About a decade ago, at the dawn of on-demand printing services like Cafe Press, I had a colleague who wore a t-shirt that read "VFX R Hard", which incorporated the design of the infamous Toys-R-Us logo to make fun of the common misconception that VFX work simply involved "pushing buttons to make the dinosaurs look real".
The fact is, visual effects and VR360 production share many things in common: file based workflows, stereoscopic pipeline considerations, specialized hardware and software, technical integration challenges, and the reliance on teams of talented artists capable of leveraging all these resources to fulfill aesthetic and messaging requirements. Taken even further, VR360 production adds the complexity of specialized audio formats, as well as consideration for UI and UX. (Although this post is dedicated specifically to 360 video). To make matters worse, the nascent industry lacks a common delivery format, which represents a critical roadblock to mass adoption.
Enter the format wars, where there are no less than 49 possible ways to encode and deliver a piece of content to viewers. Don't believe me? Consider the following decision tree when building an encoding worfklow.
If the decision tree is too big to visually sink in, then think of the simple math:
There are seven "common" options for formatting 360 video:
- Top-Bottom Sqeezed
- Bottom-Top Squeezed
- Left-Right Squeezed
- Right-Left Squeezed
- Double Height
- Double Streamed (*)
And there are seven "common" options for encoding the audio:
- Stereo (headlocked)
- OZO Audio
- 1st Order Ambisonics
- 2nd Order Ambisonics
- 3rd Order Ambisonics
- Facebook 8.0
- Facebook 8 + 2 (8 spatial + stereo headlocked)
Thus, 7 x 7 = 49 possible outcomes.
To be fair, many of the picture formats are not regularly used, nor are many of the audio formats. So it is reasonable to argue there are only 4 "primary" formats for picture or 4 for audio. Nevertheless, that still means 16 options not including considerations of frame rate, bit rate, resolution, audio sample rate, audio channel order, metadata, and other requirements for 6DoF, MR and AR.
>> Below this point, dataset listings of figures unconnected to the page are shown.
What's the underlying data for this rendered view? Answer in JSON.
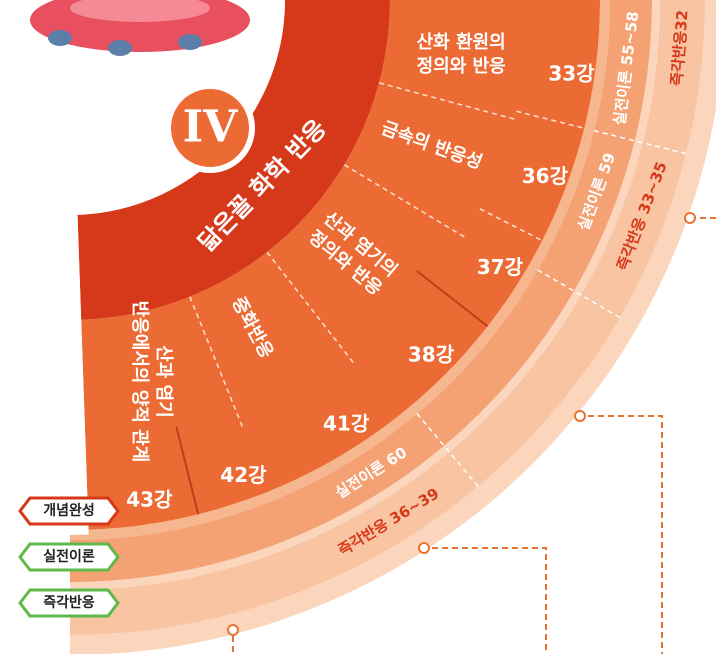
{
  "unit": {
    "number": "IV",
    "title": "닮은꼴 화학 반응"
  },
  "sections": [
    [
      "산화 환원의",
      "정의와 반응"
    ],
    [
      "금속의 반응성"
    ],
    [
      "산과 염기의",
      "정의와 반응"
    ],
    [
      "중화반응"
    ],
    [
      "산과 염기",
      "반응에서의 양적 관계"
    ]
  ],
  "lectures": [
    "33강",
    "36강",
    "37강",
    "38강",
    "41강",
    "42강",
    "43강"
  ],
  "practice": [
    "실전이론 55~58",
    "실전이론 59",
    "실전이론 60"
  ],
  "quick": [
    "즉각반응32",
    "즉각반응 33~35",
    "즉각반응 36~39"
  ],
  "legend": [
    "개념완성",
    "실전이론",
    "즉각반응"
  ]
}
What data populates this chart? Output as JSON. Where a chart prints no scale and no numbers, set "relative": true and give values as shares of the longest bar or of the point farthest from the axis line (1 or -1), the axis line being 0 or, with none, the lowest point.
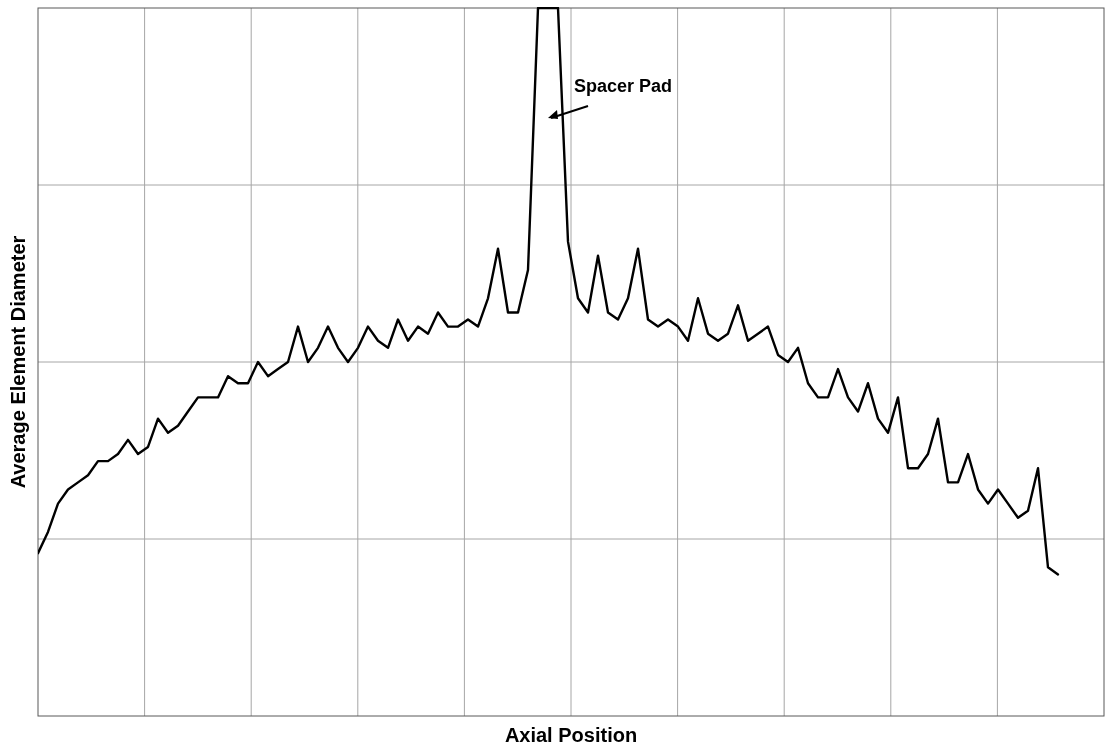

Hard for clients who dont have the time to consider the sheer number of variables but only want to reach the largest audience possible.
Hard for viewers who, except for early adopters and enthusiasts, barely understand the difference between a flat-screen display and a 360 experience.
And hard for producers and creatives who must navigate these murky waters.
And to cap it off, the only format that is compatible across the 3 largest platforms (Facebook, Youtube, and Oculus (including GearVR)) is a monoscopic picture with stereo audio.
Ouch. Think of what what means.
It means that there is an inherent friction within an industry that wants to drive an industry forward with optimum quality experiences, at the expense of quantity, and the practical business reality of needing to reach the highest quantity of viewers, even at the expense of quality. Caught in the middle is the production community which is effectively left to "create the best but accept the worst".
If that sounds pessimistic, take heart.
There is hope for higher standards to evolve across all platforms. Until then, producers and creatives need to remain forward thinking and take steps to maintain quality while also reaching the highest quantity of viewers. This means designing flexibly pipelines, understanding the various delivery standards (and the experiential tradeoffs among them), and being able to communicate these factors to your clients.
Not an easy task, but with best practices from existing workflows, and solid teams capable of adapting to new paradigms, it is possible to delivery quality and quantity.
* I've completely made up the term "double-streamed" here to denote the "2LR" format which involves full resolution image for each eye, delivered across two separate encoded streams.